Офицер вывертывал слова по-немецки да и сам на прибалтийского немца смахивал.
— А вы-то зачем в белую банду затесались? Вам-то что надо?.. Ехали бы к себе в Митаву. Небось поместье имеете на родине… Вот и жили бы бароном без грабежей и расправ, — отрезала сестра.
Офицера передернуло:
— О, ви какая… заноза!
— Не нравится? У каждого свои убеждения…
— Мы, — офицер обвел мутными глазами столпившихся на пороге любопытствующих мужиков, — мы с женщинами не воюем.
— Рассказывайте!
— Нет, лучше вы расскажите, за что на Урале комиссары государя императора расстреляли.

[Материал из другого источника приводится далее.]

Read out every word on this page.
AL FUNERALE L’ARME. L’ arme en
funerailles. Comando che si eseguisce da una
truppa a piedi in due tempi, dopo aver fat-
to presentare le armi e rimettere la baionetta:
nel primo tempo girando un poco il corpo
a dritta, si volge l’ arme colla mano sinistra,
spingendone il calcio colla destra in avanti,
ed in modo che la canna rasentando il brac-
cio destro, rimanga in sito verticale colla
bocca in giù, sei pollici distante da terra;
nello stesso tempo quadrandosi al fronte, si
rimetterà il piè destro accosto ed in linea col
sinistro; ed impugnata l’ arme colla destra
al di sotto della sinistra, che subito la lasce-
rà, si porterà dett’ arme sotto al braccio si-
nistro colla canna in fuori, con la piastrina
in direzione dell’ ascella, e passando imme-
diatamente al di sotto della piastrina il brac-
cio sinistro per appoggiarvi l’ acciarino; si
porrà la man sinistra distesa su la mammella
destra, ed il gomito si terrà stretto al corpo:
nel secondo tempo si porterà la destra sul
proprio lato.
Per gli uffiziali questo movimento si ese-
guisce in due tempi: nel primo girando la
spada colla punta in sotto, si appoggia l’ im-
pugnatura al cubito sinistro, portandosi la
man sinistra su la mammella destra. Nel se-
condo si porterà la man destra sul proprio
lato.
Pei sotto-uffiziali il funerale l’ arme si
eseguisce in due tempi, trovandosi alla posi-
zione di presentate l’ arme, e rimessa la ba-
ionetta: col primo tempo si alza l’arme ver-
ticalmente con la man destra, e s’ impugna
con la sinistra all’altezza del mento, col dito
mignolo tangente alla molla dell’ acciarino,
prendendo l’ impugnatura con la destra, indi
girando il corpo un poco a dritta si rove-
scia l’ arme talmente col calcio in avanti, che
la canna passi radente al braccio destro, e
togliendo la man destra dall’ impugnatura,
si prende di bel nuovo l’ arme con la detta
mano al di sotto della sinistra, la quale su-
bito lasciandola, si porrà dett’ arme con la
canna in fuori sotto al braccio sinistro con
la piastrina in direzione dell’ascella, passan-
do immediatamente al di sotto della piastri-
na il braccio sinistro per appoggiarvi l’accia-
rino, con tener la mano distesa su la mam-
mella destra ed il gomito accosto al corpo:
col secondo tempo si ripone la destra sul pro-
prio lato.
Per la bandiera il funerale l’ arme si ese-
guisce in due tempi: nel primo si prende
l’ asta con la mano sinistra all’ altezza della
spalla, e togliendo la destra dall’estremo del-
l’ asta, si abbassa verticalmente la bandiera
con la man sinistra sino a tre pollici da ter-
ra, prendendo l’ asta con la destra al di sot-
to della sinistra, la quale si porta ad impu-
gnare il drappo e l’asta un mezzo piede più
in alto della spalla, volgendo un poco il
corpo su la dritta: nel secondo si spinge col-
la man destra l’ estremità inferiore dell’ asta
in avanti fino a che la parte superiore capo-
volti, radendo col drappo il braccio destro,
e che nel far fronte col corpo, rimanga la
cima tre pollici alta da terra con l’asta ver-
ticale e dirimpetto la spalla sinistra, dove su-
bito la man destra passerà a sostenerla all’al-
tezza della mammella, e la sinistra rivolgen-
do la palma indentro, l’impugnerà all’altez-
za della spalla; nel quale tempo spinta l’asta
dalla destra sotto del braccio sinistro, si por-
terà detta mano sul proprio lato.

— Туда ему и дорога, этому пугалу!
— Так говорить о покойном монархе! — залился багровой краской огненный офицер.
К вечеру сестру расстреляли в полях под Майданом.
— Молодец баба: так и режет, так и режет, — похвалил бесстрашную сестру зудинский Федька. — Он ей слово, она ему — десять!..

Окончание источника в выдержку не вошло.